Ogni tanto ne faccio una nuova… e questa volta proprio a “casa”. Cinque serate di introduzione al vino naturale da Sodo, il meraviglioso localino di piazza Bodoni dove si possono trovare tutti i vini Senza Trucco. Non ci sono più molti posti, però qualche possibilità c’è ancora! Se avete voglia di affrontare il corso base di degustazione non in chiave convenzionale, ma secondo lo stile puro e senza chimica della vinificazione naturale, questo è il programma che fa per voi! Ogni lezione verranno degustati vini naturali delle diverse regioni italiane e francesi. Che aspettate?
Daniele Coutandin
L’AZIENDA
Non ricordo nemmeno più chi mi abbia nominato il Ramìe la prima volta o dove ne abbia letto. So soltanto che, appena aperta la distribuzione, ho contattato subito Daniele e sono andata a trovarlo in azienda, a casa. Sì, perché nella vita di questa bellissima e compatta famiglia non c’è soluzione di continuità fra la gestione della quotidianità domestica e l’attività della cantina. Tutto si inserisce in un insieme armonico costituito da un territorio fortunato sulle pendici della Val Chisone, a una cinquantina di chilometri da Torino, un gruppo di case che sanno di antico e la volontà di preservare quanto di buono la tradizione ha consegnato. Le vigne sono esposte in un modo così miracoloso che anche in pieno inverno, a queste altitudini (fra i 650 e gli 800 metri), si può lavorare in maniche di camicia, tanto il sole è generoso. Avanà, Avarengo, Chatus, Becuet sono i nomi sconosciuti dei vitigni che si uniscono alla Barbera a formare il Ramìe, per la maggior parte coltivati ad alberello e, qua e là, fra i filari, crescono capperi, finocchietto selvatico e fichi d’india, manco fossimo in Sicilia. Daniele, che dal 2008 gestisce l’azienda fondata dai genitori Laura e Giuliano, inizia qualsiasi discorso parlando di rispetto per il territorio e per le piante: la linea guida è quella del minimo intervento, sulle piante, sul terreno e, naturalmente, in cantina, in modo che, come dice lui, quello che va in bottiglia è puro succo d’uva. Ogni tanto si siede su una panca di pietra in mezzo alla vigna e osserva le piante, le ascolta. La sua è una concezione quasi antropomorfica delle viti, per cui accenna a”ferite” e sensibilità, con il rispetto che si deve a qualsiasi essere vivente. E le piante gli sono riconoscenti e lo ripagano con salute, vigoria e grappoli succosi, ricchi di tutte le sostanze che sono libere di esprimersi in questi casi, quando la chimica è totalmente bandita. Andare a trovare la famiglia Coutandin è una vera esperienza, quasi un tuffo nel passato. Tutto è essenziale e concreto, dal modo di vivere ai rapporti umani, dal cibo al vino, che accompagna benevolo lo svolgimento della vita quotidiana. Quando si torna a casa, dopo qualche ora passata nella Borgata Ciabòt, rimane addosso una nostalgia di genuinità, che ha lo stesso sapore del Ramìe.
I VINI
Il mitico Ramìe, DOC del Pinerolese, è, come dicevo, l’unione di uve antiche dai nomi quasi leggendari. Il vino matura per almeno due anni in acciaio e, quando viene finalmente imbottigliato, si esprime in tutta la sua molteplicità. Naso elegante di frutti rossi e spezie e un palato diretto, con la freschezza che va a braccetto con la mineralità regalata dal territorio. Siamo in montagna, ma la struttura e l’alcolicità (sempre sopra i 13 gradi) non lo farebbero pensare.

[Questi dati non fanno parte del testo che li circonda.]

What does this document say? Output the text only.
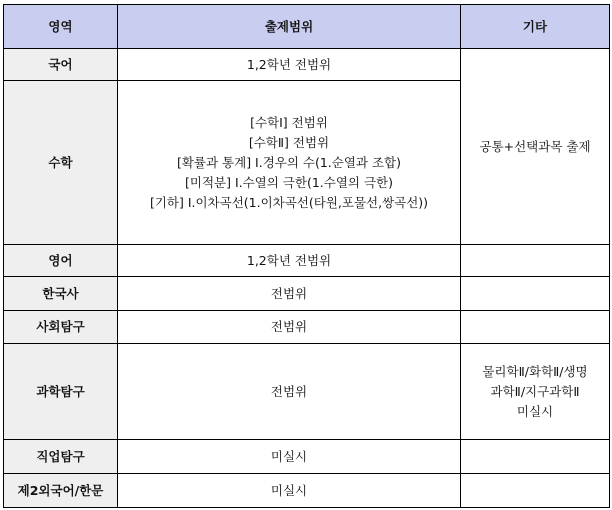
영역	출제범위	기타
국어	1,2학년 전범위	공통+선택과목 출제

수학	[수학Ⅰ] 전범위
[수학Ⅱ] 전범위
[확률과 통계] Ⅰ.경우의 수(1.순열과 조합)
[미적분] Ⅰ.수열의 극한(1.수열의 극한)
[기하] Ⅰ.이차곡선(1.이차곡선(타원,포물선,쌍곡선))	

영어	1,2학년 전범위	

한국사	전범위	

사회탐구	전범위	

과학탐구	전범위	물리학Ⅱ/화학Ⅱ/생명
과학Ⅱ/지구과학Ⅱ
미실시

직업탐구	미실시	

제2외국어/한문	미실시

Il Barbichè è realizzato con le stesse uve del Ramìe, ma soltanto nelle annate migliori e con le piante più vecchie. Matura in un primo momento in acciaio e poi in barrique usate, per circa tre anni. Un tocco più vellutato, sempre compreso nella vibrante espressività di questo territorio benedetto.
Qui di seguito il video realizzato nel maggio 2015:
La Distesa
Chi non conosce Corrado e Valeria Dottori? Il film Resistenza Naturale di Jonathan Nossiter ha contribuito a renderli famosi anche al di fuori dell’ambito dei vini naturali. Sono belli e genuini, raffinati ma in perfetto accordo con l’ambiente contadino. Le etichette che producono sono il collegamento più diretto, lampante e sincero fra vitigno, territorio e filosofia naturale.

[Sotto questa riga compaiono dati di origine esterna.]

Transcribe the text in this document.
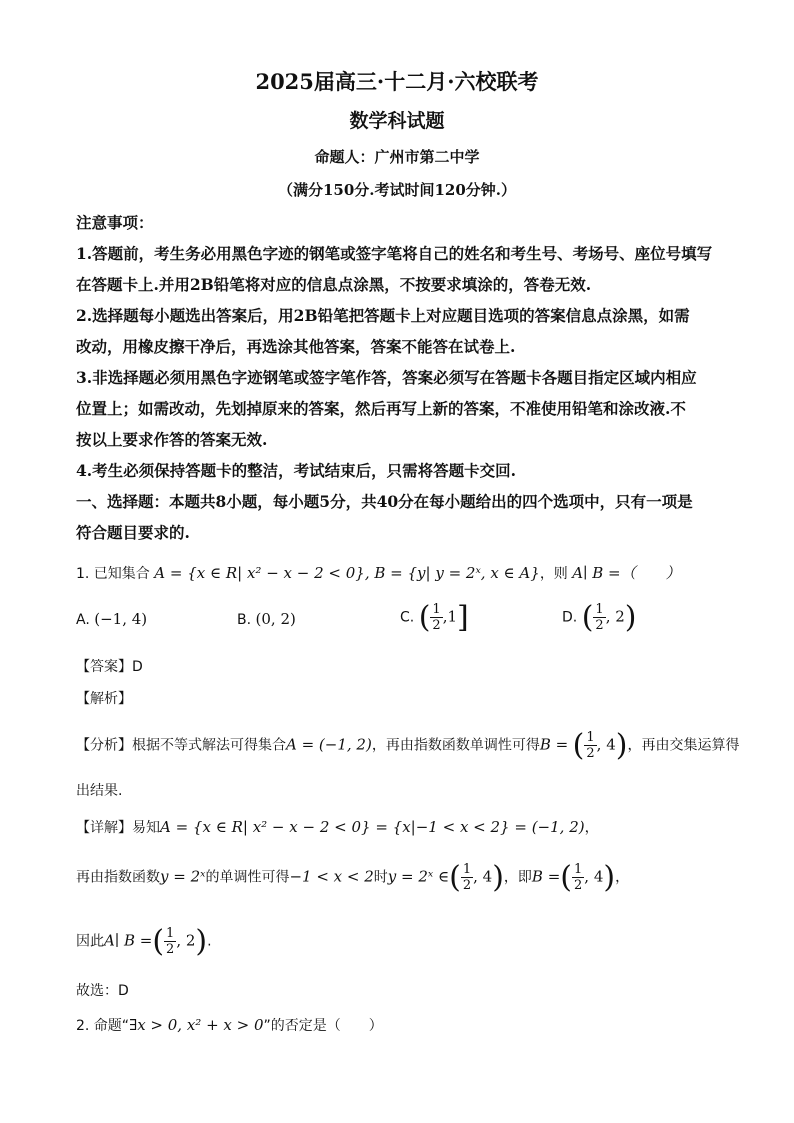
2025届高三·十二月·六校联考
数学科试题
命题人：广州市第二中学
（满分150分.考试时间120分钟.）
注意事项：
1.答题前，考生务必用黑色字迹的钢笔或签字笔将自己的姓名和考生号、考场号、座位号填写
在答题卡上.并用2B铅笔将对应的信息点涂黑，不按要求填涂的，答卷无效.
2.选择题每小题选出答案后，用2B铅笔把答题卡上对应题目选项的答案信息点涂黑，如需
改动，用橡皮擦干净后，再选涂其他答案，答案不能答在试卷上.
3.非选择题必须用黑色字迹钢笔或签字笔作答，答案必须写在答题卡各题目指定区域内相应
位置上；如需改动，先划掉原来的答案，然后再写上新的答案，不准使用铅笔和涂改液.不
按以上要求作答的答案无效.
4.考生必须保持答题卡的整洁，考试结束后，只需将答题卡交回.
一、选择题：本题共8小题，每小题5分，共40分在每小题给出的四个选项中，只有一项是
符合题目要求的.
1. 已知集合 A = {x ∈ R| x² − x − 2 < 0}, B = {y| y = 2ˣ, x ∈ A}，则 A∣ B =（　　）
A. (−1, 4)	B. (0, 2)	C. ( $\frac{1}{2} ,1$]	D. ( $\frac{1}{2}$ , 2)
【答案】D
【解析】
【分析】根据不等式解法可得集合A = (−1, 2)，再由指数函数单调性可得B = ( $\frac{1}{2}$ , 4)，再由交集运算得
出结果.
【详解】易知A = {x ∈ R| x² − x − 2 < 0} = {x|−1 < x < 2} = (−1, 2)，
再由指数函数y = 2ˣ的单调性可得−1 < x < 2时y = 2ˣ ∈( $\frac{1}{2}$ , 4)，即B =( $\frac{1}{2}$ , 4)，
因此A∣ B =( $\frac{1}{2}$ , 2).
故选：D
2. 命题“∃x > 0, x² + x > 0”的否定是（　　）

Quest’estate siamo andati a trovarli e mi è successa una cosa che mi capita davvero di rado: ho invidiato la loro condizione di vita. In tempi non sospetti, quando non era ancora di moda tornare alla terra, la coppia ha lasciato Milano per trasferirsi a Cupramontana, paese di origine della famiglia di Corrado. C’era un po’ di terra e l’idea iniziale è stata quella di dare vita a un agriturismo. Soltanto in un secondo momento è nata la consapevolezza che proprio quella zona era un cru del Verdicchio e non sfruttare l’ettaro di vigna impiantata dal padre di Corrado sarebbe stato un peccato mortale. Così all’inizio degli anni Duemila La Distesa è diventata un’azienda vitivinicola, attenta da subito alla produzione di Verdicchio di qualità realizzato nel pieno rispetto dell’ambiente e della salute del consumatore. Dicevo dell’invidia: una bellissima casa in campagna, i bambini liberi di giocare in mezzo alla natura, il silenzio, gli amici che si incontrano in paese. Tutte cose normali per i nostri nonni. Eppure ormai un sogno per molti di noi. Forse è proprio il caso di prendere ad esempio Corrado e Valeria e capire che andare avanti a volte significa tornare indietro, a un sistema di vita dimenticato.
IL VINO
E’ uno dei primi vini naturali che ho assaggiato quello di Corrado e ha avuto su di me un effetto destabilizzante. La sensazione è la stessa che si potrebbe provare a camminare su una corda sospesa con la rete sotto e poi, di punto in bianco, non vedere più la rete. Mi sono saltate contemporaneamente tutte le certezze legate al vino. Poi ho iniziato a prenderci gusto e la rete sotto non ce la volevo più.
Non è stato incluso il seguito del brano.